29 Een geweldige vrees maakte zich meester van alle vreemde koninkrijken, toen men hoorde, dat Jahweh tegen den vijand van Israël gestreden had.
La crainte de Dieu s'empara de tous les royaumes des pays lorsqu'ils apprirent que Yahvé avait combattu les ennemis d'Israël.
30 Sindsdien heerste er vrede in het rijk van Josafat; zijn God schonk hem rust aan alle kanten.
Le royaume de Josaphat fut donc tranquille, car son Dieu lui donna du repos tout autour.
31 Zo regeerde Josafat over Juda. Hij was vijf en dertig jaar, toen hij koning werd, en regeerde vijf en twintig jaar te Jerusalem. Zijn moeder heette Azoeba en was een dochter van Sjilchi.
Josaphat régna donc sur Juda. Il avait trente-cinq ans lorsqu'il commença à régner. Il régna vingt-cinq ans à Jérusalem. Le nom de sa mère était Azuba, fille de Silhi.
32 In alles volgde hij het voorbeeld van zijn vader Asa, zonder daarvan af te wijken; zo deed hij wat recht was in de ogen van Jahweh.
Il marcha dans la voie d'Asa, son père, et ne s'en détourna pas, faisant ce qui est droit aux yeux de l'Éternel.
33 Alleen werden de offerhoogten niet afgeschaft; want nog steeds richtte het volk zijn hart niet op den God zijner vaderen.
Cependant les hauts lieux n'avaient pas été enlevés, et le peuple n'avait toujours pas mis son cœur sur le Dieu de ses pères.
34 De verdere geschiedenis van Josafat, de vroegere zowel als de latere, staat beschreven in de Kronieken van Jehoe, den zoon van Chanani, die opgenomen zijn in het boek van de koningen van Israël.
Et le reste des actes de Josaphat, les premiers et les derniers, voici, ils sont écrits dans l'histoire de Jéhu, fils de Hanani, qui est incluse dans le livre des rois d'Israël.

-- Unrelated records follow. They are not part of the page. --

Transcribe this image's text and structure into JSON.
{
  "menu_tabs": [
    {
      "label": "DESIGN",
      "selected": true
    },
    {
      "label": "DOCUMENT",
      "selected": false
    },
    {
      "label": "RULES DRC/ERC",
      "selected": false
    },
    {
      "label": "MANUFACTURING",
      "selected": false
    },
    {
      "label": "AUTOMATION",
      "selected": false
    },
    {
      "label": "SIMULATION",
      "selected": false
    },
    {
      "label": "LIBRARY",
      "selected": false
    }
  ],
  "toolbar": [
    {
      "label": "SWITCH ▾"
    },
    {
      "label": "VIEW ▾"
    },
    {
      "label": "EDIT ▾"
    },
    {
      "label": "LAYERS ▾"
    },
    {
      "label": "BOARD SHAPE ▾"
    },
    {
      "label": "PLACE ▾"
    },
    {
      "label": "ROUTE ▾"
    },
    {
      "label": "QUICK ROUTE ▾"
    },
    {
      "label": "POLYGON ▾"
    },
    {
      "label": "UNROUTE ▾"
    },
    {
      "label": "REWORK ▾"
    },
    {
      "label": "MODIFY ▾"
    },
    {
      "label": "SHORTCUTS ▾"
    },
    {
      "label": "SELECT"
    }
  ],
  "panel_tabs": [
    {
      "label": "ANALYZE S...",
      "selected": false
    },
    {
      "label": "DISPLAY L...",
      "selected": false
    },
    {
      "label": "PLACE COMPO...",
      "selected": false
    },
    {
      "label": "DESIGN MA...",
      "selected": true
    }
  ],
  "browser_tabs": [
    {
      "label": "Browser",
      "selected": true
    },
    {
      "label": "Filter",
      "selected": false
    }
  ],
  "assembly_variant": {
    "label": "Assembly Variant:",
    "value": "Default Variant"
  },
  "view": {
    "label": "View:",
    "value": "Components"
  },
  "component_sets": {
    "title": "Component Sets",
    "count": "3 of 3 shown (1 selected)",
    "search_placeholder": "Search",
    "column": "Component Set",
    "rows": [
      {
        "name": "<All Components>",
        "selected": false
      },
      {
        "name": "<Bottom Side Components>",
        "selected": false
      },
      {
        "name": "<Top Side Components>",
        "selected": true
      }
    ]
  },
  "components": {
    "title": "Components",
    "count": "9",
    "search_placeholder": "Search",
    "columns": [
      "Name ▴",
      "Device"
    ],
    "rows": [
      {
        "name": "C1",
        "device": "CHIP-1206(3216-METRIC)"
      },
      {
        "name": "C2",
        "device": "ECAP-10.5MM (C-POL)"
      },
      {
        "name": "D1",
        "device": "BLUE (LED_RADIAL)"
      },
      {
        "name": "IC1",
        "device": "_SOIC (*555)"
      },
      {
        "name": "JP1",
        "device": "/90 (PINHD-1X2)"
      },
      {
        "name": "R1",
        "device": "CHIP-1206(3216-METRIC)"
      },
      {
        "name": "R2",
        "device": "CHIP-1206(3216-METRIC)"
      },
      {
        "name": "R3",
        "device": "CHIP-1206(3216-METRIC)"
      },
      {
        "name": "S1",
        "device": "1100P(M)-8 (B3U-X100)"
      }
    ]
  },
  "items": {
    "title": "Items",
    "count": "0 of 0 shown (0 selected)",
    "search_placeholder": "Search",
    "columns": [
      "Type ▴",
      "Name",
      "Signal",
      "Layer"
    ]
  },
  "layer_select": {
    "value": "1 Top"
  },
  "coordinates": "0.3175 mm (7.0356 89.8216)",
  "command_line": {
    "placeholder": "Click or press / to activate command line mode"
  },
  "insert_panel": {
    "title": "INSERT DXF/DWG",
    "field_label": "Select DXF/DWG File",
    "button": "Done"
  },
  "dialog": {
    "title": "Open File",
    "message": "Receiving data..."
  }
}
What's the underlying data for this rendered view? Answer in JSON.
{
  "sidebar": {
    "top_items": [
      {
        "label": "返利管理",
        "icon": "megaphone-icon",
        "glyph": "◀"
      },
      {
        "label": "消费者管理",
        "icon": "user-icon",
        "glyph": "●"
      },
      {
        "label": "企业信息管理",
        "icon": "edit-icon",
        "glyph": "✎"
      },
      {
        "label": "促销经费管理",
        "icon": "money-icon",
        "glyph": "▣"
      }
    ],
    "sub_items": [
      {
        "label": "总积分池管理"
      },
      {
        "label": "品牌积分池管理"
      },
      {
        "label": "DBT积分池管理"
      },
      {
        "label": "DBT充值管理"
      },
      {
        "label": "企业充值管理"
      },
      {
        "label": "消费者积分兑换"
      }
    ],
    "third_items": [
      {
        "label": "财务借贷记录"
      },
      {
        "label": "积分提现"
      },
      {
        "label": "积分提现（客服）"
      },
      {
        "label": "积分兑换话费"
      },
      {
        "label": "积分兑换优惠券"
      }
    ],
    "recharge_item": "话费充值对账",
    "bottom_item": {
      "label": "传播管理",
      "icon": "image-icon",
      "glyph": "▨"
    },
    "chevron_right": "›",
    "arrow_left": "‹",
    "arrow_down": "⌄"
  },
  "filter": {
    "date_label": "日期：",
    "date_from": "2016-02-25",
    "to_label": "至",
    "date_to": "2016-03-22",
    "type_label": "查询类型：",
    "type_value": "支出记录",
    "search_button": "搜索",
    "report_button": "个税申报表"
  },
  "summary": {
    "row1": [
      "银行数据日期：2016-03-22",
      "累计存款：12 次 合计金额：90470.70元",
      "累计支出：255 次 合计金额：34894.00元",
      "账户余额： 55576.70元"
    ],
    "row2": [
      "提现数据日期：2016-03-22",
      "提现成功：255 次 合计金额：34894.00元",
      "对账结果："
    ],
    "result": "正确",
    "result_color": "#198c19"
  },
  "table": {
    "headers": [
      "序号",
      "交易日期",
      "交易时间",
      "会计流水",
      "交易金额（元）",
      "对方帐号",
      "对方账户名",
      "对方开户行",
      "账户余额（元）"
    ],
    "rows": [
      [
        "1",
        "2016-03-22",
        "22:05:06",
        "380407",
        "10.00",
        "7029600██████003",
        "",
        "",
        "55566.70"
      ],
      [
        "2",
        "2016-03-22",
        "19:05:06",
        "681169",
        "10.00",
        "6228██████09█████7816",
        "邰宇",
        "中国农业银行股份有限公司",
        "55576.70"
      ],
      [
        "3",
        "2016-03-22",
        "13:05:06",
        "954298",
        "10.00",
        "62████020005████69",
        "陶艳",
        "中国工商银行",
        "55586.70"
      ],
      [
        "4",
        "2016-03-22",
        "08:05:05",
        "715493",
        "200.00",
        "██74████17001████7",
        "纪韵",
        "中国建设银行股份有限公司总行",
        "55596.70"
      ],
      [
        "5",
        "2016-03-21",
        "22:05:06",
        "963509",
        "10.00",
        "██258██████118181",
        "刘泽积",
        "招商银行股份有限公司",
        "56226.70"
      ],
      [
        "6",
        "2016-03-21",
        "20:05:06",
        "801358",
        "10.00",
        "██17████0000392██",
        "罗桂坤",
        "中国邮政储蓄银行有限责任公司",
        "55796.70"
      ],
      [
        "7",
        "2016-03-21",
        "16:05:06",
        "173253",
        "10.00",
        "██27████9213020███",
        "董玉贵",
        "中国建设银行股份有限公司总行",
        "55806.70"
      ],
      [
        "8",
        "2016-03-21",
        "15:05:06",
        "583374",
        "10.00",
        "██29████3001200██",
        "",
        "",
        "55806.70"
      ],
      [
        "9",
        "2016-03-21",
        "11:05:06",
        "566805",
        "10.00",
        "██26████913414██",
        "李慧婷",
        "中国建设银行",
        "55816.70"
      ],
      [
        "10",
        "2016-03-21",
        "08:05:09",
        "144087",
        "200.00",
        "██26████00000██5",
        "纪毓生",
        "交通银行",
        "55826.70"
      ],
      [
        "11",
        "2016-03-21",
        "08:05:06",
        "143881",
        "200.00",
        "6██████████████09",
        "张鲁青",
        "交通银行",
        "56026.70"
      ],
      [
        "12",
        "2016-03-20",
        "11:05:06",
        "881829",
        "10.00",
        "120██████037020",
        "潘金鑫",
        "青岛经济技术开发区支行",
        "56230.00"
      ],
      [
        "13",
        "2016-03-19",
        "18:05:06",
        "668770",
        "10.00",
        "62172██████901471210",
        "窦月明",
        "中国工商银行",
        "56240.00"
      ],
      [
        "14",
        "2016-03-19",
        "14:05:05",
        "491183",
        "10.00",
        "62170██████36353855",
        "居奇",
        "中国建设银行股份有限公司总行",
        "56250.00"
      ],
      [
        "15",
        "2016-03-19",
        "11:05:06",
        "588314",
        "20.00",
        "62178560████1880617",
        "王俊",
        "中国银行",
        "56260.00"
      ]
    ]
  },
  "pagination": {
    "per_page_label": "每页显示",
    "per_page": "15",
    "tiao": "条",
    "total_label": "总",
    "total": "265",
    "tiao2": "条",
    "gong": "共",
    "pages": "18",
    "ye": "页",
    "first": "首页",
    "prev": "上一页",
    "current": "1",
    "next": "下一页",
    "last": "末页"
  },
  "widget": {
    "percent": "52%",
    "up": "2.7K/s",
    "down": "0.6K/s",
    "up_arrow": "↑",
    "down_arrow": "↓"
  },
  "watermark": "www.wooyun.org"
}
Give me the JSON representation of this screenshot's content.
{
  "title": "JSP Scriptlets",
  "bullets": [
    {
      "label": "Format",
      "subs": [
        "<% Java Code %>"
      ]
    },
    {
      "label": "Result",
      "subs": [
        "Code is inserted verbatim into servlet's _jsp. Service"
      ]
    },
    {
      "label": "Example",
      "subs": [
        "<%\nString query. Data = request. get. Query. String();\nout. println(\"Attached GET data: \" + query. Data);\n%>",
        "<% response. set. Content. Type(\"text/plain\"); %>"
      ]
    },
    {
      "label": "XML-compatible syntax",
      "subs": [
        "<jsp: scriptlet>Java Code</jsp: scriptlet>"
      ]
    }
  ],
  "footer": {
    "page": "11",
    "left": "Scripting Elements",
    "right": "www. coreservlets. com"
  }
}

35 Na dit alles sloot koning Josafat van Juda een verbond met den goddelozen koning Achazja, den koning van Israël;
Après cela, Josaphat, roi de Juda, s'unit à Achazia, roi d'Israël. Celui-ci fit beaucoup de mal.
36 en hij kwam met hem overeen, schepen te bouwen, die naar Tarsjisj zouden varen. De schepen werden inderdaad te Es-jon-Géber gebouwd.
Il s'associa à lui pour fabriquer des navires destinés à aller à Tarsis. Ils fabriquèrent les navires à Ezion Geber.
37 Maar Eliézer, de zoon van Dodawáhoe, uit Maresja, profeteerde tegen Josafat en sprak: Omdat gij een verbond gesloten hebt met Achazjáhoe, zal Jahweh uw werk vernielen. Inderdaad werden de schepen vernield, en konden zij niet naar Tarsjisj varen.
Alors Éliézer, fils de Dodavahu, de Maréscha, prophétisa contre Josaphat, en disant: « Parce que tu t'es associé à Achazia, Yahvé a détruit tes œuvres. » Les navires firent naufrage, de sorte qu'ils ne purent se rendre à Tarsis.